Famy lay high up among the bales in the roof of the barn.
It was past eight, and he had been resting there for more than twenty minutes, yet still the breath came hard for him, and the sweat rolled in great rivers from the shiny, dank hair down across his face and on to his shoulders.
He had stripped off his clothes, except his yellow underpants, and lay prone on the hard, irritating surface of the packed straw. He estimated he had travelled twenty-five kilometres. Four hours. One more such effort and he would be in Boulogne and ready for the ferry. He had decided it was better to arrive a day late in England by roughing it across country to the ferry port rather than risking all in the hope of finding a bus and a lift on the roads in the immediate aftermath of the interception. He would stay in the barn all day, emerging only as darkness fell again over the fields.
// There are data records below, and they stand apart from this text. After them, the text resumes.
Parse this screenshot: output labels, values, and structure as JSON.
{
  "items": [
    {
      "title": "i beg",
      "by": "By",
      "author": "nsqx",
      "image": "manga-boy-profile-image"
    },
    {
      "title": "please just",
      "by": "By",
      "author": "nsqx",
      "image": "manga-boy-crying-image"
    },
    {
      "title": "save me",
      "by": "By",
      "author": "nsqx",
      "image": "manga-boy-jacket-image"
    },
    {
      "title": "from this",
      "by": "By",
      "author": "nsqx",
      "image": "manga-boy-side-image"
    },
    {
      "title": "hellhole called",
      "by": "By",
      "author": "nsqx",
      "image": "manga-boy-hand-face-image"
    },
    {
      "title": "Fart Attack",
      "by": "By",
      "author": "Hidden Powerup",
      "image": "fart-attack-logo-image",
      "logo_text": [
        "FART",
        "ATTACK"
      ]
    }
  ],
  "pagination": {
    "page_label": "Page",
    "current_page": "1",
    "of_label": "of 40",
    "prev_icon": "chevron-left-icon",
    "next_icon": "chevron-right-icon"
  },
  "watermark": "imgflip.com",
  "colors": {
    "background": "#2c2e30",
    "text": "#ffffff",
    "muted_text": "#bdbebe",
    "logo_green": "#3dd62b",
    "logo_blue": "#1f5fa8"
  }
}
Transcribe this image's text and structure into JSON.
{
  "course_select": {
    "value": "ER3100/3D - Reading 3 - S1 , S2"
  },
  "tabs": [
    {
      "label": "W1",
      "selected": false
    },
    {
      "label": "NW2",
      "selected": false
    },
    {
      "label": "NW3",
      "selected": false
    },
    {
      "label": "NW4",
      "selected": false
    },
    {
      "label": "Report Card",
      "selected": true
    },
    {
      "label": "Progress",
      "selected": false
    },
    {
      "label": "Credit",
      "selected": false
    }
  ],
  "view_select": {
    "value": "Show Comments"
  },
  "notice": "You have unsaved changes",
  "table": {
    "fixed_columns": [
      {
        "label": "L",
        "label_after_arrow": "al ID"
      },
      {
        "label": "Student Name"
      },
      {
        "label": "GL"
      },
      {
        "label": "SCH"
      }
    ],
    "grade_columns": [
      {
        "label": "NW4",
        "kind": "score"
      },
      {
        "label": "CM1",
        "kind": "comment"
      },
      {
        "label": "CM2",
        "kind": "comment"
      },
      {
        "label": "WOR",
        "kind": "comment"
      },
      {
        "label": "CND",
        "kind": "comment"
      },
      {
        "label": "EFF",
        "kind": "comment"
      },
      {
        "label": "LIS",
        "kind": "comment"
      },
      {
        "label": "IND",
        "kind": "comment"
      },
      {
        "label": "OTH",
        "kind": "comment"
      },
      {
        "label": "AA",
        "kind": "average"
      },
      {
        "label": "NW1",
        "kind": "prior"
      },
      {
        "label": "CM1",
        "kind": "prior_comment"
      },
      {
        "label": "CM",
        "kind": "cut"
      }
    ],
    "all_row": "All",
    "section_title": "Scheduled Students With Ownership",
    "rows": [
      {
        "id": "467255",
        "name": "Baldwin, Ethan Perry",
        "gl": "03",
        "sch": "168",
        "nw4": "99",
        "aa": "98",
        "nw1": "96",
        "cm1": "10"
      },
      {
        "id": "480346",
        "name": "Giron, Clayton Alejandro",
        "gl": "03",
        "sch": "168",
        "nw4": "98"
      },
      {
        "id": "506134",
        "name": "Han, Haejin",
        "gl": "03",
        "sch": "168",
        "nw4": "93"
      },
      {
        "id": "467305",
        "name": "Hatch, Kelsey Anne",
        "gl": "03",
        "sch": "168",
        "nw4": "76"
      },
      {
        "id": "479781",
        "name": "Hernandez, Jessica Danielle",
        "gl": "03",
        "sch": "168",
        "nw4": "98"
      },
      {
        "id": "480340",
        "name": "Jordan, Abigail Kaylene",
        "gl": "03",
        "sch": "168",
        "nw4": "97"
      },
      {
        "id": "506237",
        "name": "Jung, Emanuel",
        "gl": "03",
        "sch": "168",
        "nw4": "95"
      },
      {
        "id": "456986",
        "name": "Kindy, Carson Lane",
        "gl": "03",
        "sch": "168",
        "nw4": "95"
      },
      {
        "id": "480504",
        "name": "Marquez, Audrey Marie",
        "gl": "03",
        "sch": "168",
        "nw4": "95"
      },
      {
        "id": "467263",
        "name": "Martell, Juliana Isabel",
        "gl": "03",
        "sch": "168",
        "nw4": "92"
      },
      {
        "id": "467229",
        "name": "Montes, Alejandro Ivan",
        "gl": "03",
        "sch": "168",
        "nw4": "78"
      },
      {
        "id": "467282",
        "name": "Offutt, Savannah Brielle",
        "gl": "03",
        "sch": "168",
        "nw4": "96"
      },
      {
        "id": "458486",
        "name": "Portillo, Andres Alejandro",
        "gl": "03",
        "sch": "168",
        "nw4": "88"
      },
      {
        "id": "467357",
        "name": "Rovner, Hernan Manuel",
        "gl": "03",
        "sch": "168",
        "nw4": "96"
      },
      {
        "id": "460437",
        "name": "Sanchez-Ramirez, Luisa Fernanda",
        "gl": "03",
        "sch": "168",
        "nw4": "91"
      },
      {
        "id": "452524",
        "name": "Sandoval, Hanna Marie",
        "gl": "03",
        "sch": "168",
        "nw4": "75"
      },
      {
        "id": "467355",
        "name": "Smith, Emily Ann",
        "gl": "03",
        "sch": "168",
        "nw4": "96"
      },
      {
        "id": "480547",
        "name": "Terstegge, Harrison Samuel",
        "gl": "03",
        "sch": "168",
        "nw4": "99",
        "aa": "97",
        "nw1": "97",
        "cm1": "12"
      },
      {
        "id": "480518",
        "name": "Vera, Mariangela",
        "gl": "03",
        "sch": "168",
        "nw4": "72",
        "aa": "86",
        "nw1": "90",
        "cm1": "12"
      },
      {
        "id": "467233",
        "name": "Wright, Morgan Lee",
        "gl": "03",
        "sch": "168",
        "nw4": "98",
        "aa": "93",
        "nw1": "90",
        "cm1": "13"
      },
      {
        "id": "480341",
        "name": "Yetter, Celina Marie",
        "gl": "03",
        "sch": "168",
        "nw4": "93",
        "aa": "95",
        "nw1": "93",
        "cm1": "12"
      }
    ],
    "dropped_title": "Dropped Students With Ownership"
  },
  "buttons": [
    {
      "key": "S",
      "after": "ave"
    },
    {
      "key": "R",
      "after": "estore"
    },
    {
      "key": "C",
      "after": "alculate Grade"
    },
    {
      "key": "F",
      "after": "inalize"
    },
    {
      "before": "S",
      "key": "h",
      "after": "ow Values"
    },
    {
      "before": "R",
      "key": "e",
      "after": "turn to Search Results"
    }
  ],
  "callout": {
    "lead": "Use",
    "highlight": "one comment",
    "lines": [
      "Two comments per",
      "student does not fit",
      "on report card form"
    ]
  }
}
He heard children playing far away, high-pitched voices carrying to him, and when he moved to peer through a hole in the wooden planking he saw them, bright in their school clothes, and with their satchels on their backs, skipping and playing as they went away up the road.
Harmless and unseeing, they offered no threat. And he began to rest, body splayed out on the bales. Once he was aroused from his sleep by a dog's sharp bark, and from the same vantage-point he watched the progress of a farmer across his land, with the dog far in front trailing a scent. Otherwise there was nothing to disturb the tranquillity he needed. In his sleep he was far away; in the hills above the town where he had been born, playing on the slopes and rolling stones down at the imperturbable goats, playing at football in the dusty school yard, working beside his father on Saturdays in their ramshackle garage.